China’s property development glory days are over, Vanke says

China Vanke has said it will give more weight to real estate management and services,

China Vanke has said it will give more weight to real estate management and services, as the country’s largest property developers tweak business models to bolster profitability amid tighter government restrictions on borrowing.

The move heralds a shift away from the Hong Kong- and Shenzhen-listed company’s focus on real estate development in favor of a multipronged approach that balances other aspects of its business, management said at Vanke’s annual general meeting on Tuesday.

“It’s getting harder to make money from the development business,” said President and CEO Zhu Jiusheng at the shareholders meeting. The company’s property management and services businesses need to make breakthroughs in concepts, technology and implementation, he said.

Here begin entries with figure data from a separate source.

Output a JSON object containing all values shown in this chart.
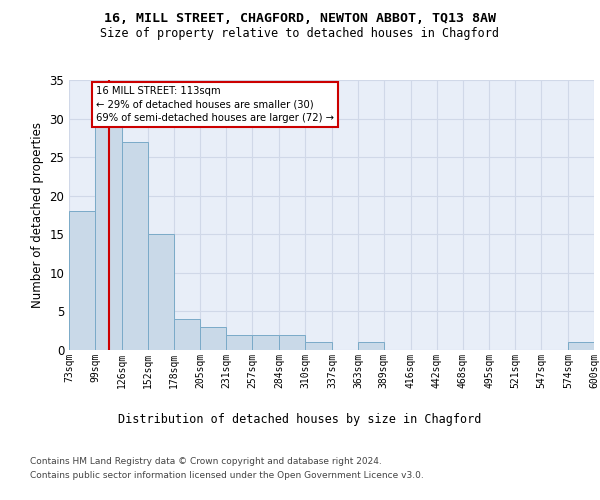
{
  "title": "16, MILL STREET, CHAGFORD, NEWTON ABBOT, TQ13 8AW",
  "subtitle": "Size of property relative to detached houses in Chagford",
  "xlabel": "Distribution of detached houses by size in Chagford",
  "ylabel": "Number of detached properties",
  "bin_labels": [
    "73sqm",
    "99sqm",
    "126sqm",
    "152sqm",
    "178sqm",
    "205sqm",
    "231sqm",
    "257sqm",
    "284sqm",
    "310sqm",
    "337sqm",
    "363sqm",
    "389sqm",
    "416sqm",
    "442sqm",
    "468sqm",
    "495sqm",
    "521sqm",
    "547sqm",
    "574sqm",
    "600sqm"
  ],
  "bar_heights": [
    18,
    29,
    27,
    15,
    4,
    3,
    2,
    2,
    2,
    1,
    0,
    1,
    0,
    0,
    0,
    0,
    0,
    0,
    0,
    1,
    0
  ],
  "bar_color": "#c9d9e8",
  "bar_edge_color": "#7aaac8",
  "grid_color": "#d0d8e8",
  "bg_color": "#e8eef8",
  "annotation_box_color": "#cc0000",
  "annotation_line_color": "#cc0000",
  "annotation_text": "16 MILL STREET: 113sqm\n← 29% of detached houses are smaller (30)\n69% of semi-detached houses are larger (72) →",
  "property_size": 113,
  "bin_edges": [
    73,
    99,
    126,
    152,
    178,
    205,
    231,
    257,
    284,
    310,
    337,
    363,
    389,
    416,
    442,
    468,
    495,
    521,
    547,
    574,
    600
  ],
  "ylim": [
    0,
    35
  ],
  "yticks": [
    0,
    5,
    10,
    15,
    20,
    25,
    30,
    35
  ],
  "footer_line1": "Contains HM Land Registry data © Crown copyright and database right 2024.",
  "footer_line2": "Contains public sector information licensed under the Open Government Licence v3.0."
}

China’s largest developer by market value is trying to ease reliance on its core property development business amid heightened official scrutiny. It is also working with an adviser to prepare for a potential $2 billion listing of its management arm in Hong Kong.

Since halting unproven new ventures in 2018, Vanke has consolidated its core business around real estate development, subordinating other interests like property services, logistics and storage.

But the development-oriented strategy has clashed with government rules issued last year known as the “three red lines,” which slapped new borrowing limits on some major property companies in a highly indebted sector that accounts for around 29% of China’s economic output.

Vanke has also grappled with lower profitability, partly due to rising land prices. The company’s development arm accounted for 96% of total revenue last year but saw gross profit margin fall 4.6 percentage points to 22.6%, while its fully diluted earnings on assets also declined 2.2 percentage points to 18.5%.

“Vanke should no longer be greedy and nostalgic for the high-margin real estate era of the past,” said Yu Liang, Vanke’s chairman of the board. “For this reason, Vanke must shift from real estate headquarters to group headquarters and put efforts into transformation and development.”

“In the past, the key to [property] development was getting hold of the money, buying the right land, getting the product right, and setting the right standards,” Zhu told the meeting. “But management-oriented services don’t make as much money, and customer needs are constantly shifting. We should make changes in our iteration cycles and in discerning the needs of customers.”

Property management and services both face the problem of low returns, Zhu added. “If you use an asset-light model, it’s not easy to increase revenue and profit. And if you use an asset-heavy model, the net income from operations depends on whether you can cover the cost of capital, otherwise it won’t create value for shareholders.”

The three red lines restrict access to financing for certain major property developers unless they have a liability-to-asset ratio of less than 70%, excluding advance proceeds from projects sold on contract; a net debt-to-equity ratio of under 100%; and cash holdings that are at least equal to short-term debt.

Developers have responded by slashing leverage, spinning off noncore assets, and attempting to raise equity for affiliates in an effort to shore up balance sheets. The strategy appears to be working, with developers’ net borrowing turning positive in April for the first time in nine months, thanks to having significantly less debt to pay back.

Despite failing to meet each of the red-line metrics last year, China Evergrande Group, the country’s most indebted developer, issued 8.2 million yuan in bonds that month, followed by Vanke, which issued 5.4 billion yuan.

Evergrande has since shown other signs that its short-term debt burden is easing. But concerns about its financial health persist, with Moody’s Investors Service downgrading the company to a B2 rating this week, citing its “weakened funding access and reduced liquidity buffer given its large debt maturities in the coming 12-18 months.”